Durante as férias escolares, muitos pais enfrentam o desafio de preencher o tempo livre dos filhos de forma saudável, longe dos excessos digitais e com qualidade emocional. A psicóloga Nathália Borelli responde a perguntas sobre como lidar com o tédio, propor atividades criativas e manter o equilíbrio familiar mesmo em meio à rotina atribulada.

1. Quais os principais riscos do uso excessivo de eletrônicos durante as férias?
Passar muito tempo em telas pode impactar o desenvolvimento emocional e social das crianças, gerando ansiedade, prejudicando o sono, afetando a coordenação motora e dificultando a socialização. Cada criança reage de forma diferente, mas é fundamental que os responsáveis fiquem atentos ao tempo e às possíveis mudanças comportamentais.

2. É importante manter rotina durante as férias?
Sim. Mesmo sem as obrigações escolares, uma rotina flexível ajuda a manter a organização e o equilíbrio da criança. Inserir tarefas domésticas apropriadas à idade, momentos de lazer e permitir que a criança participe da construção dessa rotina é uma forma de promover autonomia, responsabilidade e conexão familiar.

3. Como incentivar atividades longe das telas dentro de casa?
Participar das brincadeiras é uma forma eficaz. Cozinhar juntos, montar cabaninhas ou jogar tabuleiro são exemplos simples e envolventes.

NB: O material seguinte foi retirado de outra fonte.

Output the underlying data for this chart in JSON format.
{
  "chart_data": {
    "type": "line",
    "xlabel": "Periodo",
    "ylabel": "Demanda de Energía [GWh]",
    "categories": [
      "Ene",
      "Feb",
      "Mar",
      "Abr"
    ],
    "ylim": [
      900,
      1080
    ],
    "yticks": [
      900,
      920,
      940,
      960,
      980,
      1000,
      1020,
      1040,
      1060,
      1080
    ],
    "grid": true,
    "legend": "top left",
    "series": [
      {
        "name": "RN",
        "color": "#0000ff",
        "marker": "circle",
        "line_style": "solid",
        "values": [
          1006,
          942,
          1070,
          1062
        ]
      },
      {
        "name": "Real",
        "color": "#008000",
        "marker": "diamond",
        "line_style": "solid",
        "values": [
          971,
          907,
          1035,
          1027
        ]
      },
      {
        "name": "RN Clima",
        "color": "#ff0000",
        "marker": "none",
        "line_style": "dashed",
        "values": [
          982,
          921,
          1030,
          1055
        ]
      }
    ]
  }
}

Também vale estimular o contato com outras crianças, o que favorece a socialização e reduz a dependência de dispositivos eletrônicos.

4. Existe uma quantidade ideal de tempo de tela por idade?
Sim. A Sociedade Brasileira de Pediatria recomenda: até 2 anos, nada de telas; de 2 a 5 anos, no máximo uma hora por dia; de 6 a 10 anos, até duas horas; e de 11 a 18 anos, até três horas diárias.

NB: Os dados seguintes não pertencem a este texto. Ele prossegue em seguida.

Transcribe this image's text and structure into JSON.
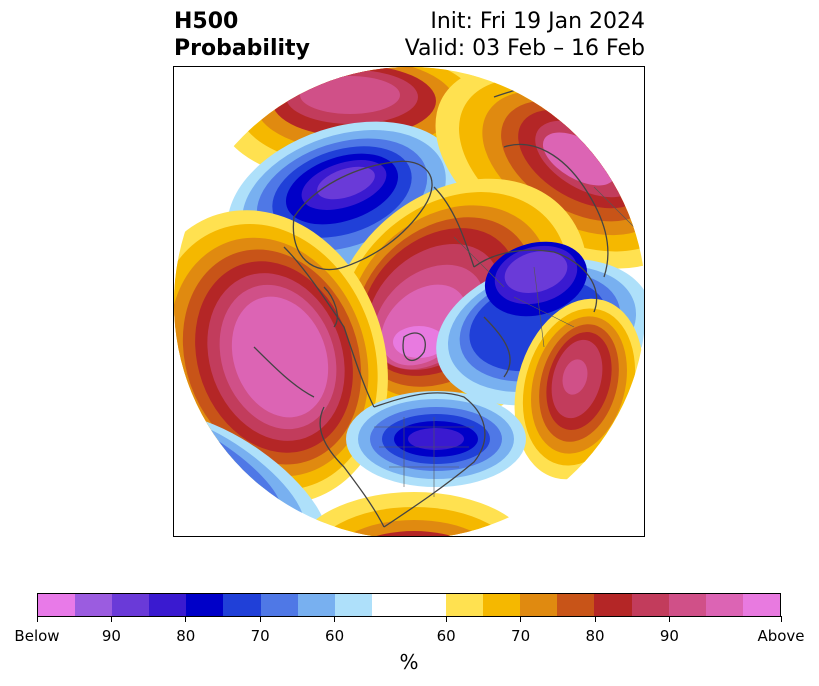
{
  "title": {
    "left_line1": "H500",
    "left_line2": "Probability",
    "right_line1": "Init: Fri 19 Jan 2024",
    "right_line2": "Valid: 03 Feb – 16 Feb"
  },
  "colorbar": {
    "colors": [
      "#e87ae8",
      "#9b5ce0",
      "#6a3ad8",
      "#3a1ad0",
      "#0000c8",
      "#2040d8",
      "#4f78e6",
      "#78b0f0",
      "#aee0fa",
      "#ffffff",
      "#ffe150",
      "#f5b800",
      "#e08a10",
      "#c85418",
      "#b42626",
      "#c23c5c",
      "#d05088",
      "#dc64b4",
      "#e87ae0"
    ],
    "tick_labels": [
      "Below",
      "90",
      "80",
      "70",
      "60",
      "60",
      "70",
      "80",
      "90",
      "Above"
    ],
    "unit_label": "%"
  },
  "map": {
    "projection": "north-polar-stereographic",
    "field": "500 hPa height anomaly probability",
    "background_color": "#ffffff",
    "coastline_color": "#444444"
  }
}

5. Quais brincadeiras podem substituir o tempo de tela?
O ideal é observar o que a criança gosta e oferecer atividades prazerosas. Massinha, contação de histórias e brincadeiras tradicionais são boas opções. O mais importante é engajá-las em experiências fora das telas.

6. O que fazer quando a criança diz que está entediada?
O tédio pode ser positivo, pois estimula a criatividade, a paciência e a autonomia. Oferecer materiais como lápis, papel, tinta e sugerir ambientes abertos pode incentivar a imaginação e o protagonismo infantil.

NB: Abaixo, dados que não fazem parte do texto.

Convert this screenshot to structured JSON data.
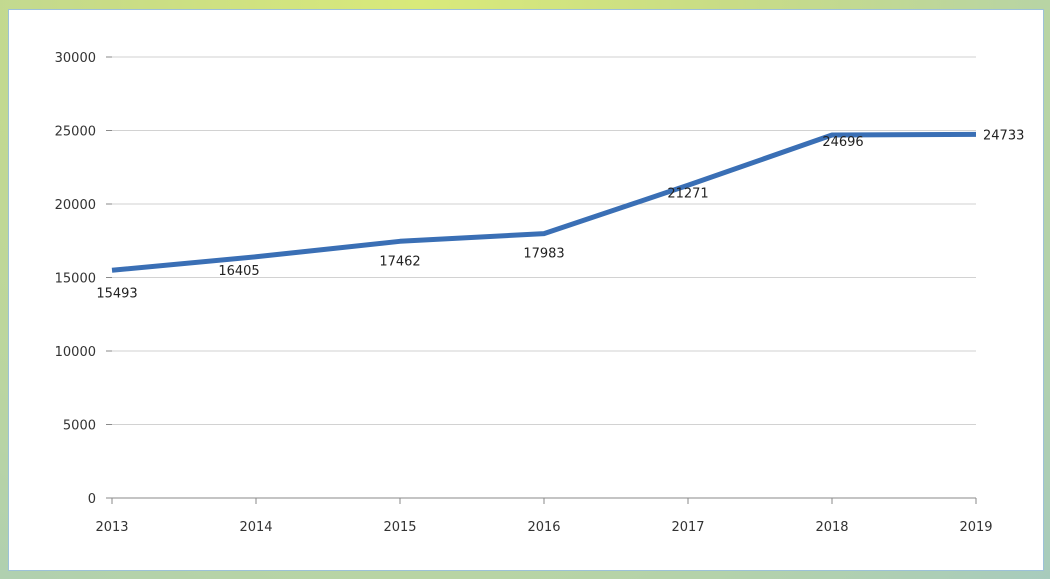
{
  "chart_data": {
    "type": "line",
    "title": "",
    "xlabel": "",
    "ylabel": "",
    "x": [
      "2013",
      "2014",
      "2015",
      "2016",
      "2017",
      "2018",
      "2019"
    ],
    "series": [
      {
        "values": [
          15493,
          16405,
          17462,
          17983,
          21271,
          24696,
          24733
        ]
      }
    ],
    "ylim": [
      0,
      30000
    ],
    "yticks": [
      0,
      5000,
      10000,
      15000,
      20000,
      25000,
      30000
    ],
    "data_labels": [
      "15493",
      "16405",
      "17462",
      "17983",
      "21271",
      "24696",
      "24733"
    ],
    "grid": "horizontal",
    "legend": "none",
    "colors": {
      "line": "#3a6fb5",
      "grid": "#d2d2d2",
      "axis": "#8a8a8a"
    }
  }
}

7. Como garantir férias saudáveis para os filhos mesmo quando os pais trabalham fora?
Cada família tem uma dinâmica. Uma alternativa é incluir os filhos em atividades externas, propor encontros com amigos e reservar um tempo de qualidade ao final do dia. O mais importante é respeitar os limites reais da família e encontrar estratégias viáveis dentro dessa realidade.

8. E quando a convivência intensa gera conflitos?
Conflitos podem ser transformados em oportunidades de fortalecimento dos laços. Promover diálogos, permitir que todos expressem sentimentos e percepções ajuda a construir vínculos mais saudáveis e empáticos.

9. Qual o papel da natureza nas férias escolares?
O contato com o meio ambiente favorece o desenvolvimento físico, emocional e social. Estimula criatividade, laços sociais, consciência ambiental e autonomia. Mesmo em tempos de insegurança, é possível encontrar espaços seguros e supervisionados para proporcionar essa vivência.

10. Que mensagem você deixaria aos pais que sentem culpa por não conseguirem planejar férias “perfeitas”?
A ideia de férias “perfeitas” varia muito de família para família. O mais importante é envolver as crianças ou adolescentes no planejamento, para que se sintam participantes e se interessem pelas atividades. O que realmente importa é que se sintam vistos, ouvidos e acolhidos. Estar presente, mesmo que por pequenos momentos, é mais valioso para a saúde mental deles do que uma agenda cheia ou idealizada.